Here is a typical scenario playing out in today’s market. Claims are running reasonably well, and you have an 85% loss ratio. Large claims don’t have anything too scary, at least from your perspective. You’re expecting a 10% renewal increase but are really hoping for something under 6%. And then, you get a 20% increase on your renewal proposal. Whoa!
And now I have a second question – why were you surprised?
Let’s look at three drivers of the current employee medical health plan renewal increases. Two are driving the price of healthcare and one is driving utilization.
Delayed Healthcare Inflation
America is still recovering from the effects of the COVID pandemic and its impact on healthcare costs. We’ve all read stories about the strain on healthcare workers and subsequent influence on professionals leaving the field following the worst of the crisis. Who can blame them? They were working exhausting hours watching many of their patients lose their lives in an environment of political turmoil.
Those that remained in the field saw the appreciation and value of their services increase dramatically. Compensation began to adjust correspondingly and appropriately. As a result, hospital costs increased.
Sure, you say, I’ve read about this in the last couple of years. But I have had two renewals since then and both were manageable.
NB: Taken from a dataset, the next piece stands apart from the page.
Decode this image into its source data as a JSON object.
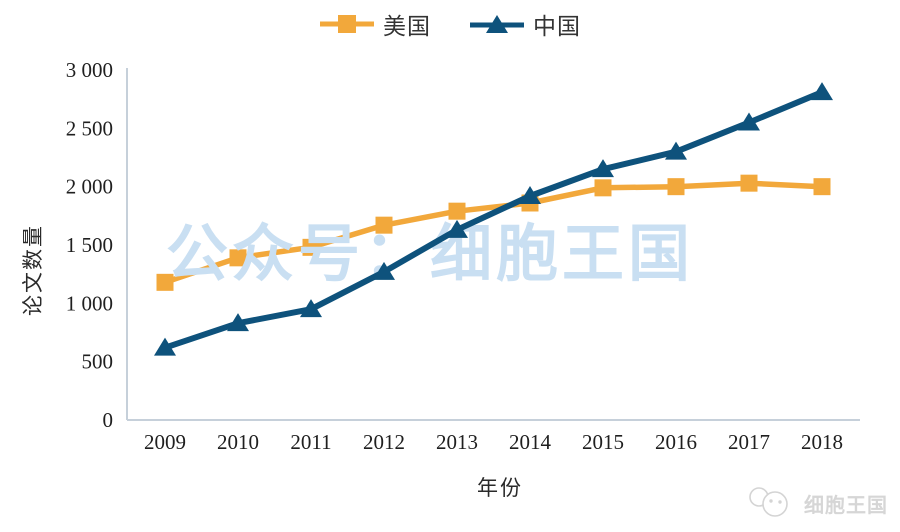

Why is this having such an impact in 2024?
Part of the answer is that hospitals, providers, and carriers don’t renegotiate reimbursement agreements every year. Many hospital system renegotiations are on three-year cycles. So, the increases in labor costs that happened in 2021 and 2022 are just now being realized in higher carrier reimbursements to hospitals and providers. This is part of what is driving the highest healthcare trend increases since Congress passed the Patient Protection and Affordable Care Act (PPACA), also known as Obamacare. These increases in reimbursements translate into higher healthcare trend and larger insurance premiums.
Here is a look at healthcare trend over the past 17 years:
This doesn’t mean that nursing compensation increases are entirely responsible for your 20% renewal. We’re not laying all of this at their hardworking feet. My mother was a nurse and I know better than that!
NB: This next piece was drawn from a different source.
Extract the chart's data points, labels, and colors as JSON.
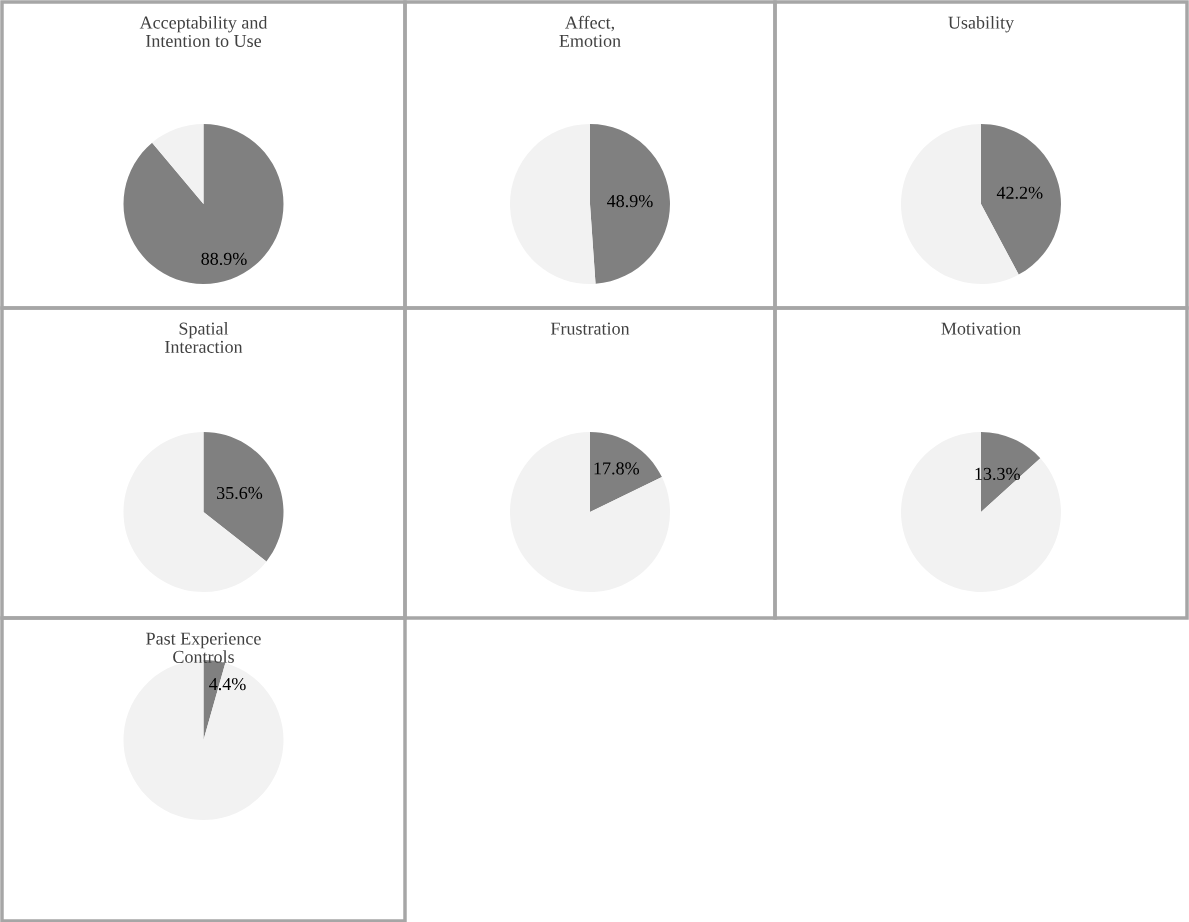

Healthcare Provider Consolidation
Another contributing dynamic is hospital and specialty provider practice consolidation leading to reduced competition and higher healthcare prices. On the positive side, some research has shown that consolidation can lead to greater care coordination and quality of care. It has not, however, led to lower costs for patients and employer health plans.
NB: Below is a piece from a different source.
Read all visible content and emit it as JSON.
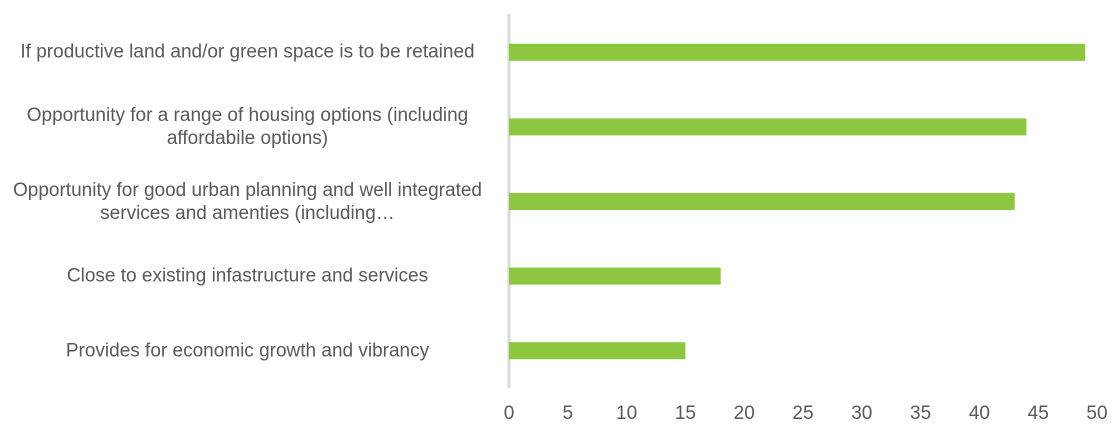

Private equity has also played an expanding role as it has increased merger and acquisition activity in healthcare with a frequent focus on short-term profitability.
Pharmacy Spend Driven by New Utilization
Another factor that is also a significant cost driver beyond hospitals and provider offices has emerged – dramatic increases in glucagon-like peptide 1 (GLP-1) agonists utilization.
40% of GLP-1 users have taken the drug specifically for weight loss. As these medications move from injectable to oral therapies, this segment will continue to grow and employers covering these drugs will see additional GLP-1 users.
J.P. Morgan Research forecasts that the GLP-1 category will reach $44 billion in 2030 specifically related to weight loss as shown in this chart:
There is Hope for This Year’s Renewal
For employers, COVID-era pressure to retain employees led to a status quo movement. No major health plan changes – just hang on and power through. With the trends now happening in the healthcare cost environment, the status quo may no longer be affordable.
Fortunately, there are more creative options than ever before for plan sponsors to find cost savings and identify high quality providers. Some are wholesale plan changes while others are precision programs. The best solutions can help provide options to deal with your surprise renewal. Combining these solutions, the Employee Benefits team at Holmes Murphy has reduced healthcare trend increases for our book of business to 4%, or about half of the national average.